EARL & JOYCE SONGER Early Detroit Country

Monday, April 2, 2012

As many followers of the Scratchy Attic are no doubt aware, I have featured many posts of vintage Canadian country music. This post, while not Canadian, is nonetheless of great "local" significance to me. I live in the border city of Windsor, Ontario, mere blocks from the Detroit River, which is also the international border line. I can literally see the great towers of Detroit out of my window.
I therefore was most pleased when I discovered this fine LP of original recordings by Earl & Joyce Songer and The Rocky Road Ramblers, who were active in the Detroit country scene in the postwar era. Earl & Joyce were transplanted southerners who like countless others, both white and black, migrated northward to find work in the area's automotive industry. Informal music making eventually led to local careers as the demand for "hillbilly" music was driven by the waves of white southerners arriving in the area.
The Songer's music is definitely unique and transitional, far more old timey than the typical major label country of the time. As the liner notes state "This is delightful, genuine music displaying roots of considerable diversity and Joyce recalls that they were given a completely free hand. There are reflections of early bluegrass stylings as well as 30's string band music, displaying the origins of the Songer's music.

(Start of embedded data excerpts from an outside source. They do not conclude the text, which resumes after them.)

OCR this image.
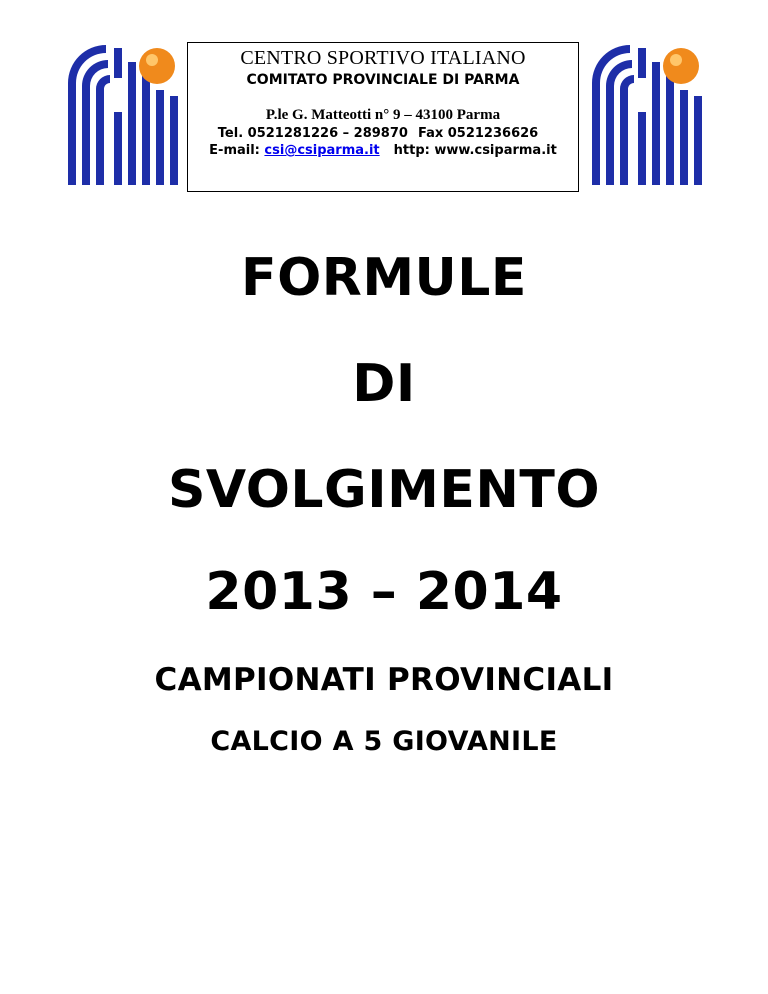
CENTRO SPORTIVO ITALIANO
COMITATO PROVINCIALE DI PARMA
P.le G. Matteotti n° 9 – 43100 Parma
Tel. 0521281226 – 289870 Fax 0521236626
E-mail: csi@csiparma.it http: www.csiparma.it
FORMULE
DI
SVOLGIMENTO
2013 – 2014
CAMPIONATI PROVINCIALI
CALCIO A 5 GIOVANILE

At the same time, their considerable writing skills are demonstrated in imaginative new honky-tonk and up-tempo songs."
Perhaps the very contrast between the old rural and new urban life that marked the Songer's music is what led to their eventual musical and marital breakup; they divorced in 1955. The full account of Earl & Joyce's career is contained in this LP's wonderful and well written liner notes, scans of which are included in the download, along with sixteen original recordings. The notes also give approximate recording dates and session personel, and although no original labels are indicated, it is my understanding that these sides were originally released on the Fortune and Coral imprints.


1. We're Satisfied
2. Fire In My Heart (Will Be Drowned In Tears)
3. Honky Tonkin' Blues
4. My Wife And Sweetheart Too
5. Whose Naughty Baby Are You
6. I Won't Confess I'm Sorry
7. Will There Be Any Flowers On My Grave
8. Fox Chase
9. West Virginia Waltz
10. Mother In-Law Boogie
11. Spanish Fire Bells
12. Someone To Call My Own
13. In A Broken Heart No Love Is Found
14. Blue Mountain Girl
15. Dissatisfied
16. Smiling Through The Years

*download here*


Andyrama said...

Thanks for this Lefty.

John said...

Caravan Gardens

Six Mile Road at East Davison Street, Detroit

Whether they played bluegrass, Western swing, honky-tonk or a forward-looking amalgamation of those styles, an astounding number of country musicians found work in Detroit in the early '50s, following the same hillbilly highway that brought so many Appalachians here for work. Caravan Gardens catered to the best of them, including Roy Hall, Skeets McDonald, Eddie Jackson and the York Brothers. Guitarist Joyce Songer worked as a hostess here when she wasn't waxing strikingly original records for Imperial, Coral and Fortune with her husband Earl and their band the Rocky Road Ramblers.

Andyrama said...


What you wrote came from the Metro Times.


Robin Kelly said...

Joyce is my Aunt. Growing up we loved to listen to her sing and pick. We learned songs we probably shouldn't have. She came back home to Tenneessee where she still is picking and singing.

Robin Kelly said...

Tennessee. Finger twitch.

Kathy Duckett said...

Yes, I miss the get togethers where we'd all sit around listening to Joyce and the rest of them picking and singing.

Irene Kinder said...

Earl was my brother who left this world much too soon. He left behind one brother Gene, three sisters Evelyn, Elaine and Faye. We loved having him return to the family home where he would pick and sing for us. I loved his music then and still do some 74 yrs later. Thanks for giving people a chance to hear his music.